Plus largement, quelles mesures devraient être prises à plus ou moins long terme dans les quartiers populaires ?

D’abord, il y a le problème des loyers. Des déclarations ont été faites concernant les difficultés de paiement des loyers. Je pense qu’il faut suspendre les loyers de mars et avril pour les personnes ayant perdu leur emploi ou bien étant en chômage partiel. Ce serait une mesure forte et nécessaire.

Il faudrait également accorder une prime en plus des allocations familiales, aux familles ayant dépensé beaucoup pour se nourrir afin qu’elles puissent sortir la tête de l’eau et se remettre à flot.

Et enfin, réfléchir à tous ces jeunes qui ont fait preuve de solidarité dans cette période. À la façon dont nous leur montrerons notre reconnaissance, via les associations pour les accompagner dans leurs parcours d’études, ou dans l’obtention d’un emploi stable. 

À plus long terme, cela passera par l’Éducation nationale. Il faut donner les moyens à tous les enfants, peu importe leur milieu social d’origine, de s’en sortir. 

Dans ce sens, j’ai déposé dernièrement une résolution visant à créer un revenu étudiant. C’est un moyen pour ces jeunes issus de communes populaires de pouvoir poursuivre des études. Pour un département aussi jeune que la Seine–Saint-Denis, cela permettrait, allié à la diversité des hommes et des femmes qui le composent, de faire éclore une richesse intellectuelle dans nos universités pour former nos futurs chercheurs et enseignants.

Mais cela passera également par la lutte contre la précarité dans le travail, l’égalité homme/femme et la fin des temps partiels imposés.

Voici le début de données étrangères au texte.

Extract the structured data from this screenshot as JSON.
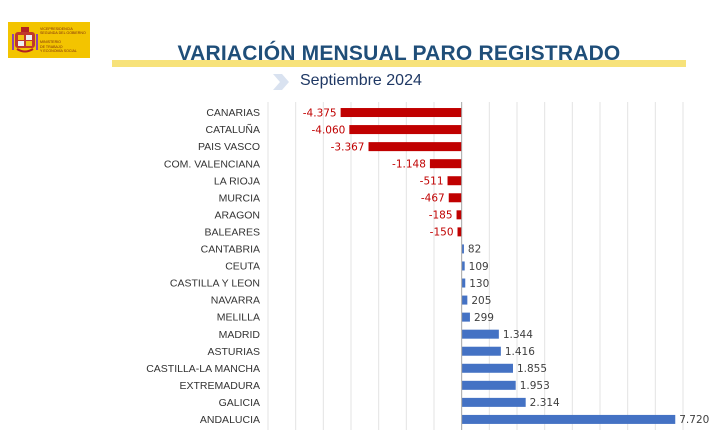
{
  "header": {
    "logo": {
      "lines": [
        "VICEPRESIDENCIA",
        "SEGUNDA DEL GOBIERNO",
        "",
        "MINISTERIO",
        "DE TRABAJO",
        "Y ECONOMÍA SOCIAL"
      ]
    },
    "title": "VARIACIÓN MENSUAL PARO REGISTRADO",
    "subtitle": "Septiembre 2024"
  },
  "colors": {
    "negative": "#c00000",
    "positive": "#4472c4",
    "title": "#1f4e79",
    "title_bar": "#f7e27a",
    "logo_bg": "#f3c400"
  },
  "chart_data": {
    "type": "bar",
    "orientation": "horizontal",
    "title": "",
    "xlabel": "",
    "ylabel": "",
    "xlim": [
      -7000,
      8000
    ],
    "grid": true,
    "categories": [
      "CANARIAS",
      "CATALUÑA",
      "PAIS VASCO",
      "COM. VALENCIANA",
      "LA RIOJA",
      "MURCIA",
      "ARAGON",
      "BALEARES",
      "CANTABRIA",
      "CEUTA",
      "CASTILLA Y LEON",
      "NAVARRA",
      "MELILLA",
      "MADRID",
      "ASTURIAS",
      "CASTILLA-LA MANCHA",
      "EXTREMADURA",
      "GALICIA",
      "ANDALUCIA"
    ],
    "values": [
      -4375,
      -4060,
      -3367,
      -1148,
      -511,
      -467,
      -185,
      -150,
      82,
      109,
      130,
      205,
      299,
      1344,
      1416,
      1855,
      1953,
      2314,
      7720
    ],
    "value_labels": [
      "-4.375",
      "-4.060",
      "-3.367",
      "-1.148",
      "-511",
      "-467",
      "-185",
      "-150",
      "82",
      "109",
      "130",
      "205",
      "299",
      "1.344",
      "1.416",
      "1.855",
      "1.953",
      "2.314",
      "7.720"
    ]
  }
}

C’est toute une politique qu’il faut rebâtir à l’issue de cette pandémie. Au sortir de la Deuxième Guerre, le gouvernement issu de la résistance a été capable de mettre en œuvre toute une politique complètement nouvelle en créant notamment la sécurité sociale. En sortant de la pandémie mondiale que nous connaissons aujourd’hui c’est à cela qu’il nous faudra nous atteler. Une politique qui mettra à mal tout le discours libéral et de mondialisation capitaliste. Il nous faut créer une conception nouvelle de la république.